# Thank You To The Organizers Of The Jhb Vape Meet #5!!



## zadiac (31/8/14)

Thanks very much for this!!
This was my first meet and I really enjoyed it. Was great to meet everyone in person and spent a shiteload of money...hahaha, but it was worth it.
I really hope I'll be able to attend the next one (if my shift days allow it)

Thanks again and hopefully see you all again at the next one

Reactions: Like 8 | Thanks 2


----------



## Silver (31/8/14)

Most welcome @zadiac 
Was great to meet you 
Thanks for making the effort

Reactions: Like 2


----------



## Riddle (31/8/14)

Yes a special thank you to all who assisted in making this meet happen. I missed the last 1 and I am just so pleased to have made it for this 1.

Reactions: Like 2


----------



## bwbwings (31/8/14)

Thank you to everyone for an AWESOME event. These meets get better and better each time.
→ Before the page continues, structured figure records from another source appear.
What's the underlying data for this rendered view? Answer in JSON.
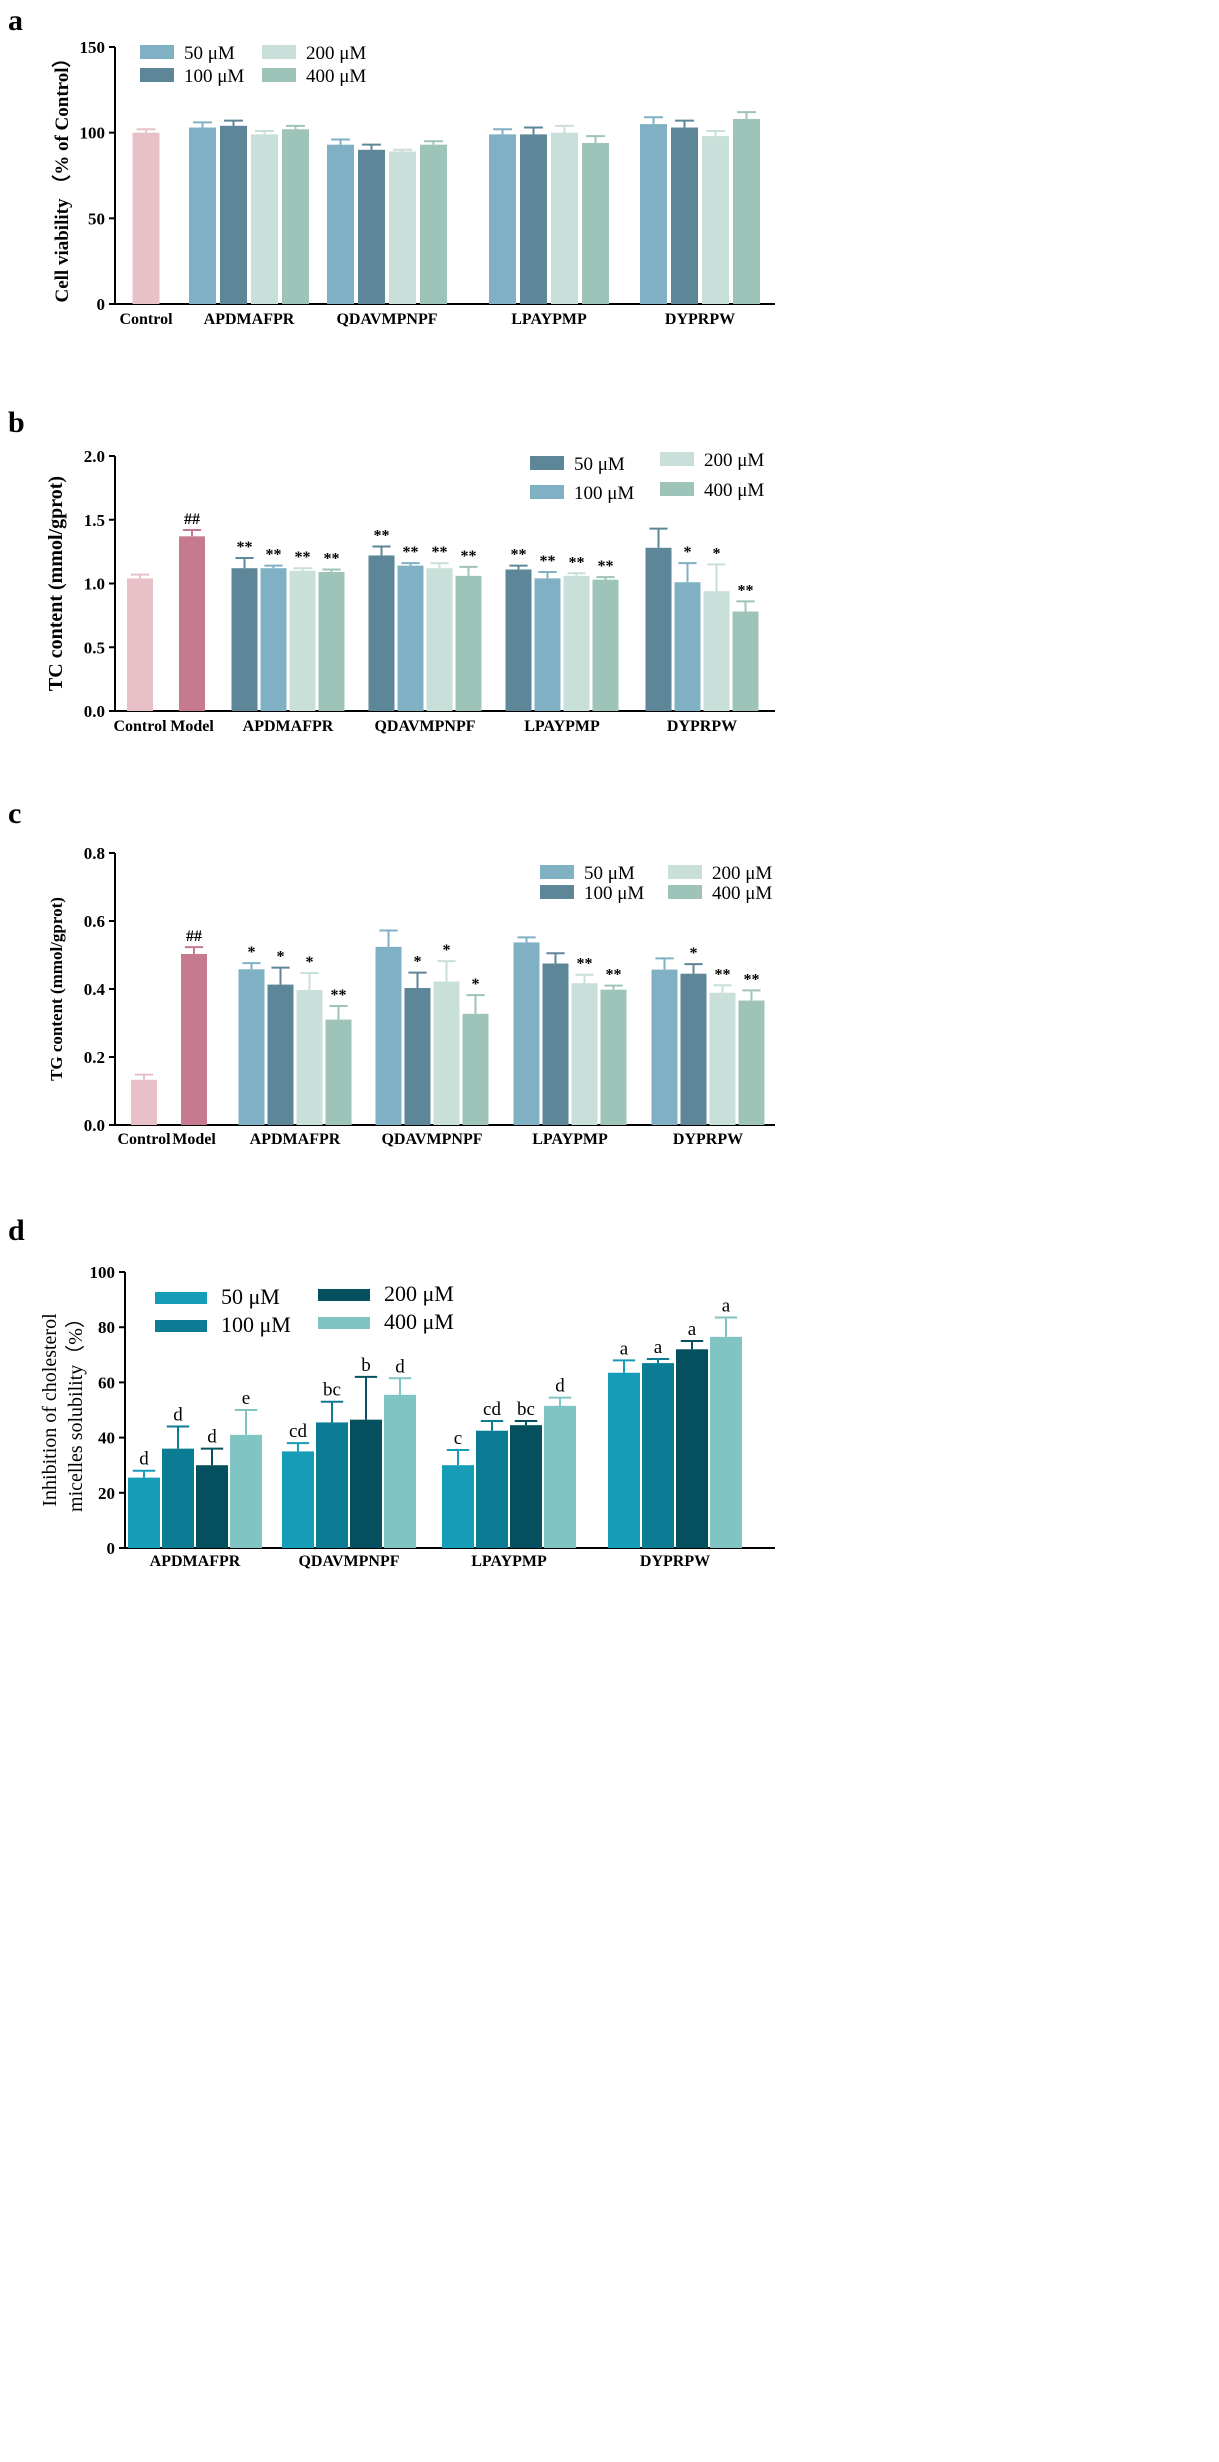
{
  "chart_data": [
    {
      "type": "bar",
      "panel_label": "a",
      "ylabel": "Cell  viability （% of Control）",
      "ylim": [
        0,
        150
      ],
      "yticks": [
        "0",
        "50",
        "100",
        "150"
      ],
      "legend": [
        "50 μM",
        "100 μM",
        "200 μM",
        "400 μM"
      ],
      "groups": [
        {
          "label": "Control",
          "values": [
            100
          ],
          "errors": [
            2
          ],
          "marks": [
            ""
          ]
        },
        {
          "label": "APDMAFPR",
          "values": [
            103,
            104,
            99,
            102
          ],
          "errors": [
            3,
            3,
            2,
            2
          ],
          "marks": [
            "",
            "",
            "",
            ""
          ]
        },
        {
          "label": "QDAVMPNPF",
          "values": [
            93,
            90,
            89,
            93
          ],
          "errors": [
            3,
            3,
            1,
            2
          ],
          "marks": [
            "",
            "",
            "",
            ""
          ]
        },
        {
          "label": "LPAYPMP",
          "values": [
            99,
            99,
            100,
            94
          ],
          "errors": [
            3,
            4,
            4,
            4
          ],
          "marks": [
            "",
            "",
            "",
            ""
          ]
        },
        {
          "label": "DYPRPW",
          "values": [
            105,
            103,
            98,
            108
          ],
          "errors": [
            4,
            4,
            3,
            4
          ],
          "marks": [
            "",
            "",
            "",
            ""
          ]
        }
      ]
    },
    {
      "type": "bar",
      "panel_label": "b",
      "ylabel": "TC content (mmol/gprot)",
      "ylim": [
        0,
        2.0
      ],
      "yticks": [
        "0.0",
        "0.5",
        "1.0",
        "1.5",
        "2.0"
      ],
      "legend": [
        "50 μM",
        "100 μM",
        "200 μM",
        "400 μM"
      ],
      "groups": [
        {
          "label": "Control",
          "values": [
            1.04
          ],
          "errors": [
            0.03
          ],
          "marks": [
            ""
          ]
        },
        {
          "label": "Model",
          "values": [
            1.37
          ],
          "errors": [
            0.05
          ],
          "marks": [
            "##"
          ]
        },
        {
          "label": "APDMAFPR",
          "values": [
            1.12,
            1.12,
            1.1,
            1.09
          ],
          "errors": [
            0.08,
            0.02,
            0.02,
            0.02
          ],
          "marks": [
            "**",
            "**",
            "**",
            "**"
          ]
        },
        {
          "label": "QDAVMPNPF",
          "values": [
            1.22,
            1.14,
            1.12,
            1.06
          ],
          "errors": [
            0.07,
            0.02,
            0.04,
            0.07
          ],
          "marks": [
            "**",
            "**",
            "**",
            "**"
          ]
        },
        {
          "label": "LPAYPMP",
          "values": [
            1.11,
            1.04,
            1.06,
            1.03
          ],
          "errors": [
            0.03,
            0.05,
            0.02,
            0.02
          ],
          "marks": [
            "**",
            "**",
            "**",
            "**"
          ]
        },
        {
          "label": "DYPRPW",
          "values": [
            1.28,
            1.01,
            0.94,
            0.78
          ],
          "errors": [
            0.15,
            0.15,
            0.21,
            0.08
          ],
          "marks": [
            "",
            "*",
            "*",
            "**"
          ]
        }
      ]
    },
    {
      "type": "bar",
      "panel_label": "c",
      "ylabel": "TG content (mmol/gprot)",
      "ylim": [
        0,
        0.8
      ],
      "yticks": [
        "0.0",
        "0.2",
        "0.4",
        "0.6",
        "0.8"
      ],
      "legend": [
        "50 μM",
        "100 μM",
        "200 μM",
        "400 μM"
      ],
      "groups": [
        {
          "label": "Control",
          "values": [
            0.133
          ],
          "errors": [
            0.015
          ],
          "marks": [
            ""
          ]
        },
        {
          "label": "Model",
          "values": [
            0.503
          ],
          "errors": [
            0.02
          ],
          "marks": [
            "##"
          ]
        },
        {
          "label": "APDMAFPR",
          "values": [
            0.458,
            0.413,
            0.397,
            0.31
          ],
          "errors": [
            0.018,
            0.05,
            0.05,
            0.04
          ],
          "marks": [
            "*",
            "*",
            "*",
            "**"
          ]
        },
        {
          "label": "QDAVMPNPF",
          "values": [
            0.524,
            0.403,
            0.422,
            0.327
          ],
          "errors": [
            0.048,
            0.045,
            0.06,
            0.055
          ],
          "marks": [
            "",
            "*",
            "*",
            "*"
          ]
        },
        {
          "label": "LPAYPMP",
          "values": [
            0.537,
            0.475,
            0.417,
            0.398
          ],
          "errors": [
            0.015,
            0.03,
            0.025,
            0.012
          ],
          "marks": [
            "",
            "",
            "**",
            "**"
          ]
        },
        {
          "label": "DYPRPW",
          "values": [
            0.457,
            0.445,
            0.389,
            0.366
          ],
          "errors": [
            0.033,
            0.028,
            0.022,
            0.03
          ],
          "marks": [
            "",
            "*",
            "**",
            "**"
          ]
        }
      ]
    },
    {
      "type": "bar",
      "panel_label": "d",
      "ylabel": [
        "Inhibition of cholesterol",
        "micelles solubility（%）"
      ],
      "ylim": [
        0,
        100
      ],
      "yticks": [
        "0",
        "20",
        "40",
        "60",
        "80",
        "100"
      ],
      "legend": [
        "50 μM",
        "100 μM",
        "200 μM",
        "400 μM"
      ],
      "groups": [
        {
          "label": "APDMAFPR",
          "values": [
            25.5,
            36,
            30,
            41
          ],
          "errors": [
            2.5,
            8,
            6,
            9
          ],
          "marks": [
            "d",
            "d",
            "d",
            "e"
          ]
        },
        {
          "label": "QDAVMPNPF",
          "values": [
            35,
            45.5,
            46.5,
            55.5
          ],
          "errors": [
            3,
            7.5,
            15.5,
            6
          ],
          "marks": [
            "cd",
            "bc",
            "b",
            "d"
          ]
        },
        {
          "label": "LPAYPMP",
          "values": [
            30,
            42.5,
            44.5,
            51.5
          ],
          "errors": [
            5.5,
            3.5,
            1.5,
            3
          ],
          "marks": [
            "c",
            "cd",
            "bc",
            "d"
          ]
        },
        {
          "label": "DYPRPW",
          "values": [
            63.5,
            67,
            72,
            76.5
          ],
          "errors": [
            4.5,
            1.5,
            3,
            7
          ],
          "marks": [
            "a",
            "a",
            "a",
            "a"
          ]
        }
      ]
    }
  ],
  "colors": {
    "a_series": [
      "#7fb0c3",
      "#5e8699",
      "#c9dfd9",
      "#9ec3b8"
    ],
    "b_series": [
      "#5e8699",
      "#7fb0c3",
      "#c9dfd9",
      "#9ec3b8"
    ],
    "c_series": [
      "#7fb0c3",
      "#5e8699",
      "#c9dfd9",
      "#9ec3b8"
    ],
    "d_series": [
      "#159db8",
      "#0b7c93",
      "#05505f",
      "#80c4c4"
    ],
    "control": "#e8c1c8",
    "model": "#c57a8f",
    "axis": "#000000"
  }
}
There are FAR too many people to thank and I am sorry if I do not mention everyone but I have to mention the VapeKing guys for setting up the meet and @devdev for the awesome prize... I am really exciting getting into mech mods 

A Big thanks to all the warm friendly guys and gals we chatted to who gave advise and showed us their stuff, awesome, awesome experience.

Reactions: Like 6


----------